Три пары глаз следили за мной вплоть до того момента, когда я захлопывал дверь... Вслед за тем над моей головой раздавались робкие, тихие шаги, заглушённый шепот, капризный визг малютки -- и все смолкало.

Это были три обыкновенных безобидных привидения из числа тех, которые водятся в старых, полуразрушенных домах: вероятно, муж, жена и их малютка-привидеыш -- крохотное смешное существо в коротеньком, потертом балахончике, с кривыми ногами и прозрачным, печальным личиком.

Мне иногда хотелось приласкать его, но он был пуглив, как мышонок, и стоило только ему заметить мой ободряющий жест, как он с визгом убегал под защиту отца -- унылого, сосредоточенного привидения, которое вечно шепталось о чем-то с женой и сокрушенно качало прозрачной, худой головой, цвета морской воды.

Иногда, открыв внезапно дверь, я заставал их за невинной забавой, которая, очевидно, доставляла некоторое удовольствие маленькому привидению: стоя на верхней площадке лестницы, мать сажала малютку верхом на перила, и он с тихим визгом съезжал вниз -- прямо в объятия отца.

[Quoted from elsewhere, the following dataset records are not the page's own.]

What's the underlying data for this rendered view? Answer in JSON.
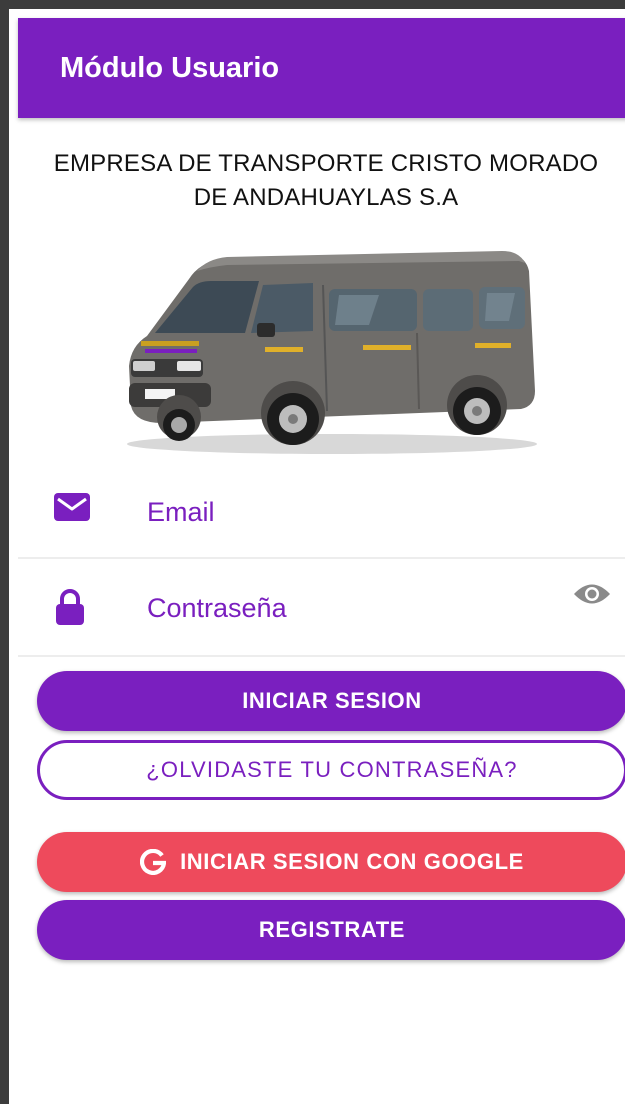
{
  "app_bar": {
    "title": "Módulo Usuario"
  },
  "company": {
    "line1": "EMPRESA DE TRANSPORTE CRISTO MORADO",
    "line2": "DE ANDAHUAYLAS S.A"
  },
  "hero_image": {
    "subject": "van"
  },
  "form": {
    "email": {
      "placeholder": "Email",
      "icon": "email-icon"
    },
    "password": {
      "placeholder": "Contraseña",
      "icon": "lock-icon",
      "toggle_icon": "eye-icon"
    }
  },
  "buttons": {
    "login": "INICIAR SESION",
    "forgot": "¿OLVIDASTE TU CONTRASEÑA?",
    "google": "INICIAR SESION CON GOOGLE",
    "register": "REGISTRATE"
  },
  "colors": {
    "primary": "#7a1fbf",
    "google": "#ee4a5c",
    "text_on_primary": "#ffffff"
  }
}
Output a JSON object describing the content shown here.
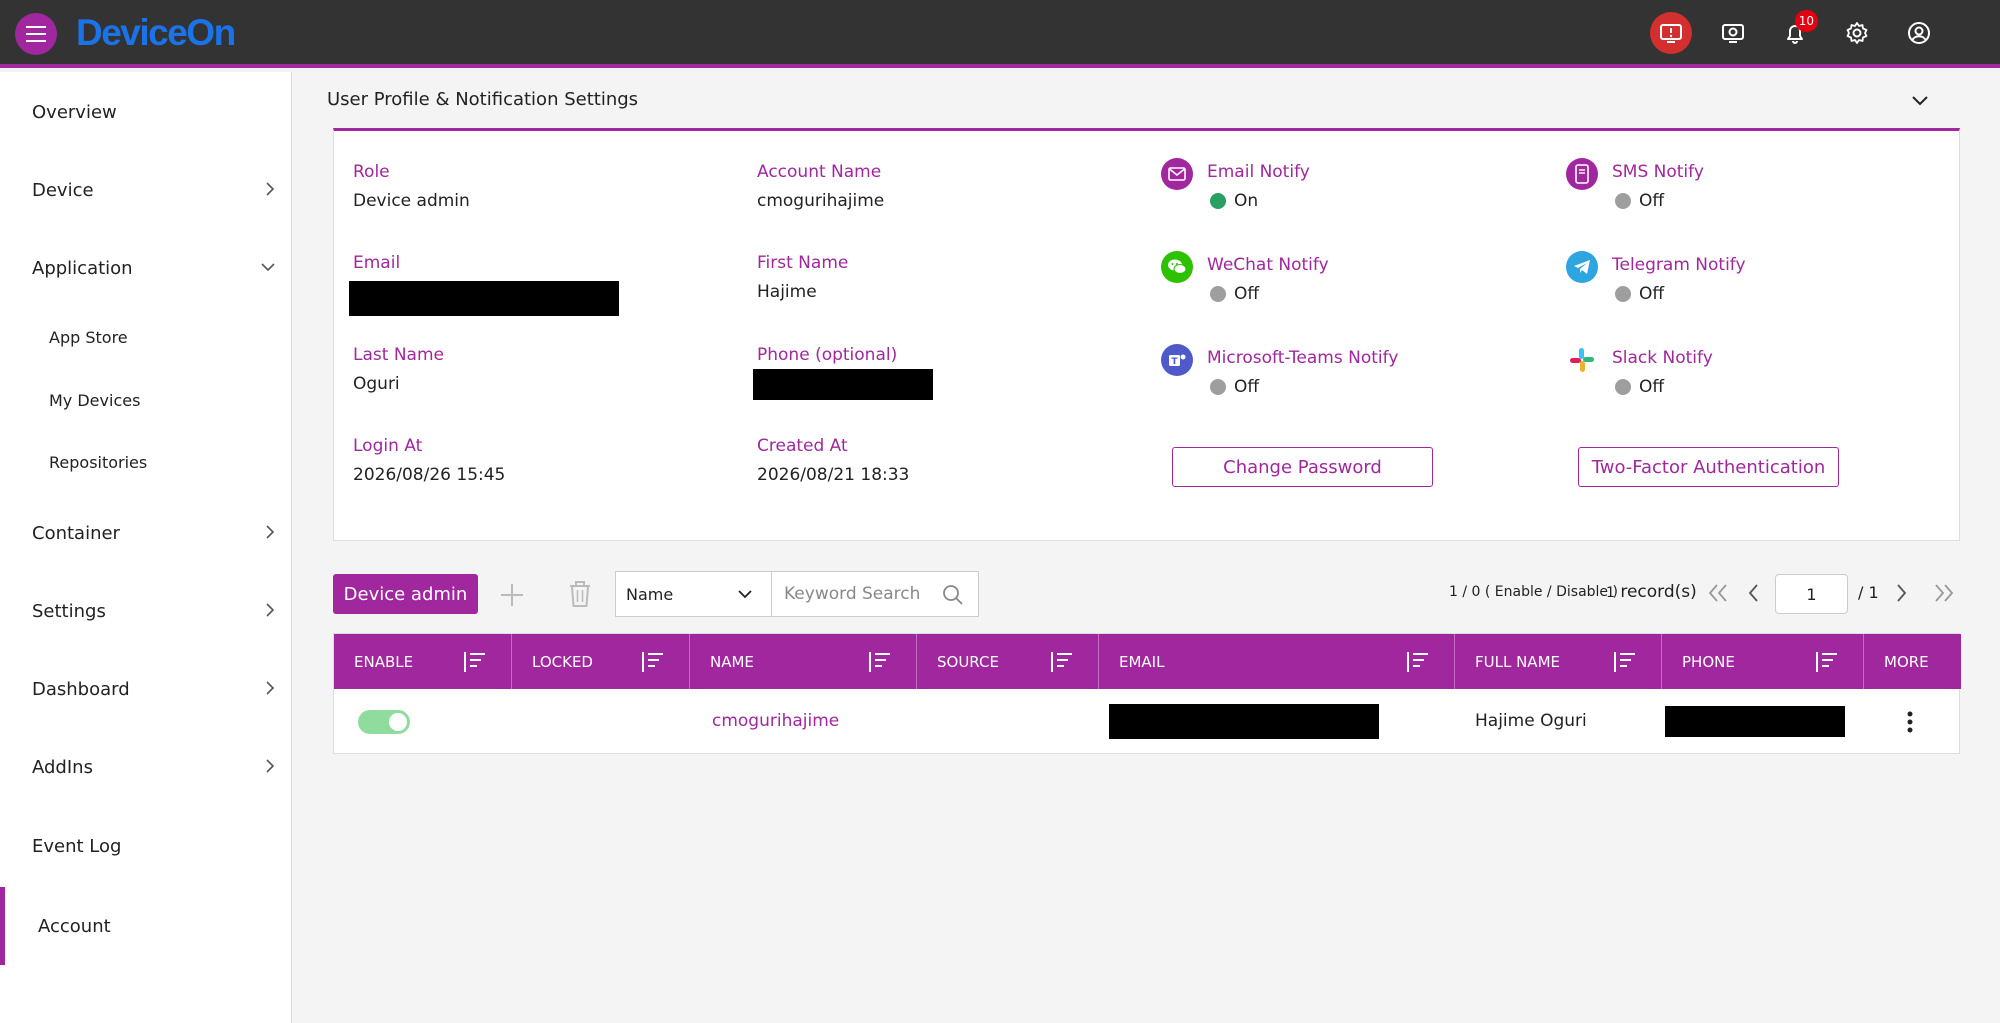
{
  "app": {
    "name": "DeviceOn"
  },
  "header": {
    "icons": [
      "alert-monitor-icon",
      "remote-desktop-icon",
      "bell-icon",
      "gear-icon",
      "user-icon"
    ],
    "notification_count": "10"
  },
  "sidebar": {
    "items": [
      {
        "label": "Overview"
      },
      {
        "label": "Device"
      },
      {
        "label": "Application"
      },
      {
        "label": "App Store"
      },
      {
        "label": "My Devices"
      },
      {
        "label": "Repositories"
      },
      {
        "label": "Container"
      },
      {
        "label": "Settings"
      },
      {
        "label": "Dashboard"
      },
      {
        "label": "AddIns"
      },
      {
        "label": "Event Log"
      },
      {
        "label": "Account"
      }
    ]
  },
  "profile": {
    "title": "User Profile & Notification Settings",
    "fields": {
      "role": {
        "label": "Role",
        "value": "Device admin"
      },
      "account_name": {
        "label": "Account Name",
        "value": "cmogurihajime"
      },
      "email": {
        "label": "Email"
      },
      "first_name": {
        "label": "First Name",
        "value": "Hajime"
      },
      "last_name": {
        "label": "Last Name",
        "value": "Oguri"
      },
      "phone": {
        "label": "Phone (optional)"
      },
      "login_at": {
        "label": "Login At",
        "value": "2026/08/26 15:45"
      },
      "created_at": {
        "label": "Created At",
        "value": "2026/08/21 18:33"
      }
    },
    "notify": {
      "email": {
        "label": "Email Notify",
        "status": "On",
        "color": "#a0279e"
      },
      "sms": {
        "label": "SMS Notify",
        "status": "Off",
        "color": "#a0279e"
      },
      "wechat": {
        "label": "WeChat Notify",
        "status": "Off",
        "color": "#2dc100"
      },
      "telegram": {
        "label": "Telegram Notify",
        "status": "Off",
        "color": "#2ca5e0"
      },
      "teams": {
        "label": "Microsoft-Teams Notify",
        "status": "Off",
        "color": "#5059c9"
      },
      "slack": {
        "label": "Slack Notify",
        "status": "Off",
        "color": "#e01e5a"
      }
    },
    "buttons": {
      "change_password": "Change Password",
      "two_factor": "Two-Factor Authentication"
    }
  },
  "toolbar": {
    "role_button": "Device admin",
    "filter_select": "Name",
    "search_placeholder": "Keyword Search",
    "summary": "1 / 0 ( Enable / Disable )",
    "record_count": "1",
    "record_label": "record(s)",
    "page_current": "1",
    "page_total": "/ 1"
  },
  "table": {
    "headers": [
      "ENABLE",
      "LOCKED",
      "NAME",
      "SOURCE",
      "EMAIL",
      "FULL NAME",
      "PHONE",
      "MORE"
    ],
    "rows": [
      {
        "enabled": true,
        "locked": "",
        "name": "cmogurihajime",
        "source": "",
        "full_name": "Hajime Oguri"
      }
    ]
  },
  "colors": {
    "accent": "#a0279e",
    "topbar": "#333333",
    "logo": "#1a73e8",
    "on": "#27a061",
    "off": "#9e9e9e"
  }
}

Но стоило только им заметить меня, как они подхватывали сына под руки и поспешно убегали с самым смущенным видом.

А в общем мы не могли пожаловаться друг на друга... Жили, как добрые соседи. Я не мешал им, они не шатались ко мне, не смущали мой покой и не мешали мне работать...

-----

"24 декабря меня не пустили в трактир, в котором я привык проводить свои вечерние досуги за чашкой кофе и бутылкой коньяку.

Я долго стучал в закрытые ставни и раздраженно кричал:

-- Пустите меня! О, черт возьми!.. Пустите вы меня или нет?! Что это за новости, в самом деле?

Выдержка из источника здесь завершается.